En butte au pouvoir des milices, le CNT veut promouvoir la réconciliation nationale

En butte au pouvoir des milices, le CNT veut promouvoir la réconciliation nationale

Au pouvoir en Libye depuis la chute du régime de Kadhafi, le CNT se trouve à la tête d’un pays divisé et en partie sous contrôle de milices lourdement armées. Les nouvelles autorités appellent à l’unité pour éviter l’éclatement du pays.

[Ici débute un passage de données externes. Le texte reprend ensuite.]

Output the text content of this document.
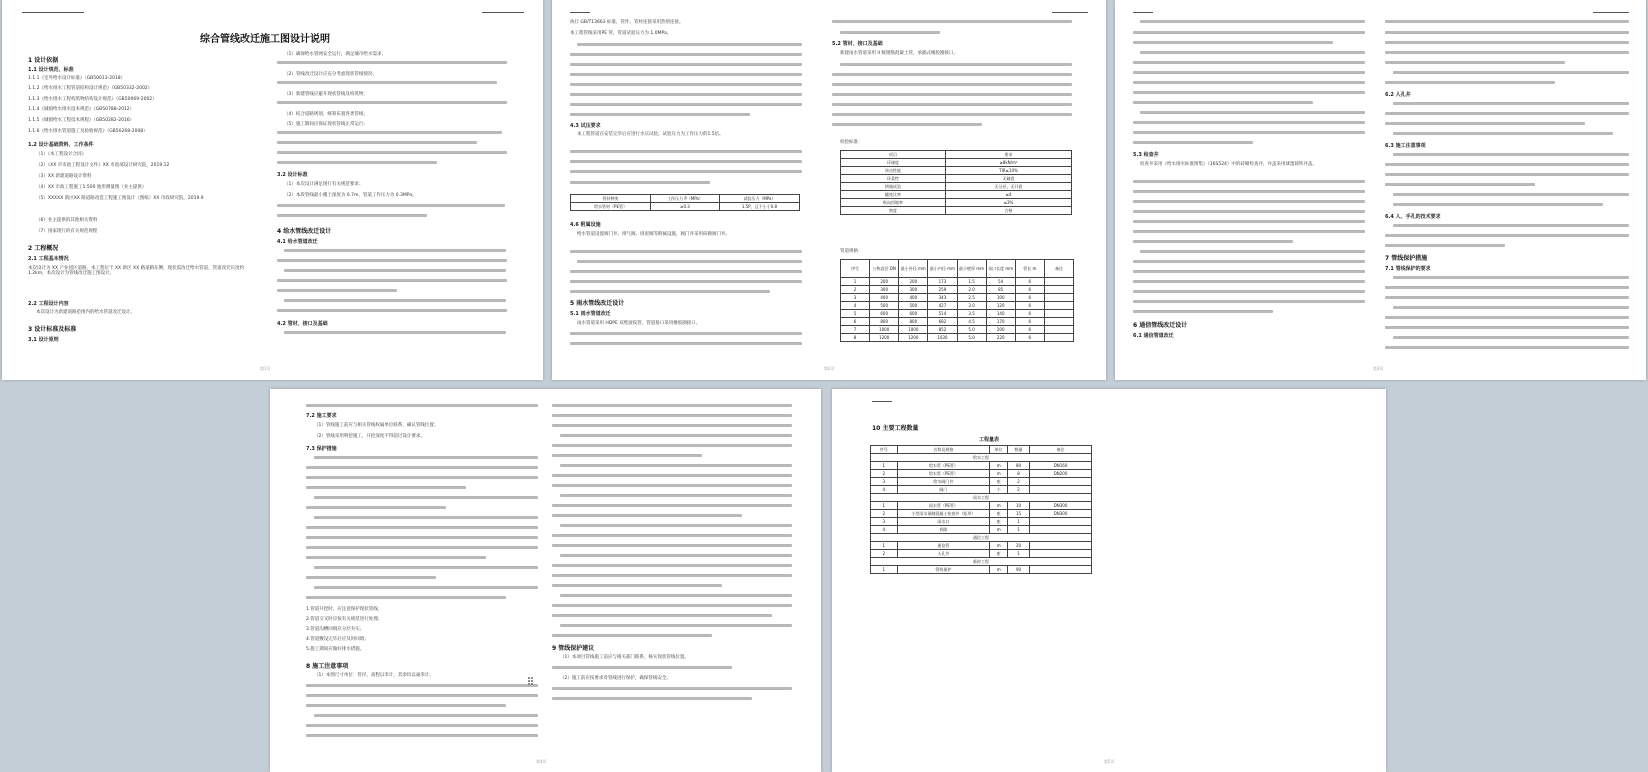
综合管线改迁施工图设计说明
1 设计依据
1.1 设计规范、标准
1.1.1《室外给水设计标准》（GB50013-2018）
1.1.2《给水排水工程管道结构设计规范》（GB50332-2002）
1.1.3《给水排水工程构筑物结构设计规范》（GB50069-2002）
1.1.4《城镇给水排水技术规范》（GB50788-2012）
1.1.5《城镇给水工程技术规程》（GB50282-2016）
1.1.6《给水排水管道施工及验收规范》（GB50268-2008）
1.2 设计基础资料、工作条件
（1）《本工程设计合同》
（2）《XX 市市政工程设计文件》XX 市政部设计研究院，2019.12
（3）XX 新建道路设计资料
（4）XX 市政工程施工1:500 地形测量图（业主提供）
（5）XXXXX 新区XX 路道路改造工程施工图设计（图纸）XX 市政研究院，2019.9
（6）业主提供的其他相关资料
（7）国家现行的有关规范规程
2 工程概况
2.1 工程基本情况
本次设计为 XX 产业园区道路，本工程位于 XX 新区 XX 路道路东侧，现状需改迁给水管道，管道改迁长度约 1.2km，本次设计为管线改迁施工图设计。
2.2 工程设计内容
本次设计为新建道路范围内的给水管道改迁设计。
3 设计标准及标准
3.1 设计原则
（1）确保给水管网安全运行，满足城市给水需求；
（2）管线改迁设计应充分考虑现状管线情况；
（3）新建管线应避开现状管线及构筑物；
（4）结合道路规划，统筹布置各类管线；
（5）施工期间应保证现状管线正常运行；
3.2 设计标准
（1）本次设计满足现行有关规范要求；
（2）本段管线最小覆土深度为 0.7m，管道工作压力为 0.3MPa。
4 给水管线改迁设计
4.1 给水管道改迁
4.2 管材、接口及基础
第1页
执行 GB/T13663 标准，管件、管材连接采用热熔连接。
本工程管线采用PE 管，管道试验压力为 1.0MPa。
4.3 试压要求
本工程管道在安装完毕后应进行水压试验，试验压力为工作压力的1.5倍。
管材种类	工作压力 P（MPa）	试验压力（MPa）
给水管材（PE管）	≥0.3	1.5P，且不小于0.8
4.6 附属设施
给水管道设置阀门井、排气阀、排泥阀等附属设施，阀门井采用砖砌阀门井。
5 雨水管线改迁设计
5.1 雨水管道改迁
雨水管道采用 HDPE 双壁波纹管，管道接口采用橡胶圈接口。
5.2 管材、接口及基础
新建雨水管道采用 II 级钢筋混凝土管，承插式橡胶圈接口。
检验标准：
项目	要求
环刚度	≥8kN/m²
冲击性能	TIR≤10%
环柔性	无破裂
烘箱试验	无分层、无开裂
蠕变比率	≤4
纵向回缩率	≤3%
密度	合格
管道规格：
序号	公称直径 DN	最小外径 mm	最小内径 mm	最小壁厚 mm	承口长度 mm	管长 m	备注
1	200	200	173	1.5	54	6	
2	300	300	259	2.0	85	6	
3	400	400	343	2.5	100	6	
4	500	500	427	3.0	120	6	
5	600	600	514	3.5	140	6	
6	800	800	682	4.5	170	6	
7	1000	1000	852	5.0	200	6	
8	1200	1200	1030	5.0	220	6	
第2页
5.3 检查井
检查井采用《给水排水标准图集》（16S524）中的砖砌检查井，井盖采用球墨铸铁井盖。
6 通信管线改迁设计
6.1 通信管道改迁
6.2 人孔井
6.3 施工注意事项
6.4 人、手孔的技术要求
7 管线保护措施
7.1 管线保护的要求
第3页
7.2 施工要求
（1）管线施工前应与相关管线权属单位联系，确认管线位置；
（2）管线采用明挖施工，开挖深度不得超过设计要求。
7.3 保护措施
1.管道开挖时，应注意保护现状管线；
2.管道交叉时应按有关规范进行处理；
3.管道沟槽回填应分层夯实；
4.管道敷设完毕后应及时回填；
5.施工期间应做好排水措施。
8 施工注意事项
（1）本图尺寸单位：管径、高程以米计，其余均以毫米计。
9 管线保护建议
（1）本项目管线施工前应与相关部门联系，核实现状管线位置。
（2）施工前应按要求对管线进行保护，确保管线安全。
第4页
10 主要工程数量
工程量表
序号	名称及规格	单位	数量	备注
给水工程				
1	给水管（PE管）	m	80	DN160
2	给水管（PE管）	m	8	DN200
3	给水阀门井	座	2	
4	阀门	个	2	
雨水工程				
1	雨水管（PE管）	m	10	DN300
2	小型雨水预制混凝土检查井（矩形）	座	15	DN300
3	雨水口	座	1	
4	拆除	m	1	
通信工程				
1	通信管	m	20	
2	人孔井	座	1	
临时工程				
1	管线保护	m	90	
第5页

Après avoir mené la résistance face au régime de Mouammar Kadhafi, le Conseil national de transition (CNT) s’essaye à présent au difficile exercice du pouvoir. Le CNT a ainsi été confronté les 12 et 13 décembre à ses premières manifestations d’ampleur depuis qu’il contrôle la Libye. Des centaines de personnes ont défilé dans les rues de Benghazi, une ville de l’est de la Libye, pour dénoncer le fonctionnement du CNT. Après la manifestation du 12 décembre, le chef du CNT, Moustapha Abdeljalil, a promis plus de transparence dans les activités et la composition du Conseil.

Risque de sécession

Le mouvement de protestation est encore limité, selon Firas Abi Ali, directeur associé du département Moyen-Orient et Afrique du Nord de l’institut Exclusive Analysis, qui parle de « simple avertissement ». « Il y a toujours des extrémistes dans le pays qui veulent se faire entendre, mais cela ne veut pas dire que le CNT est en train de perdre le contrôle de l’est du pays », explique-t-il.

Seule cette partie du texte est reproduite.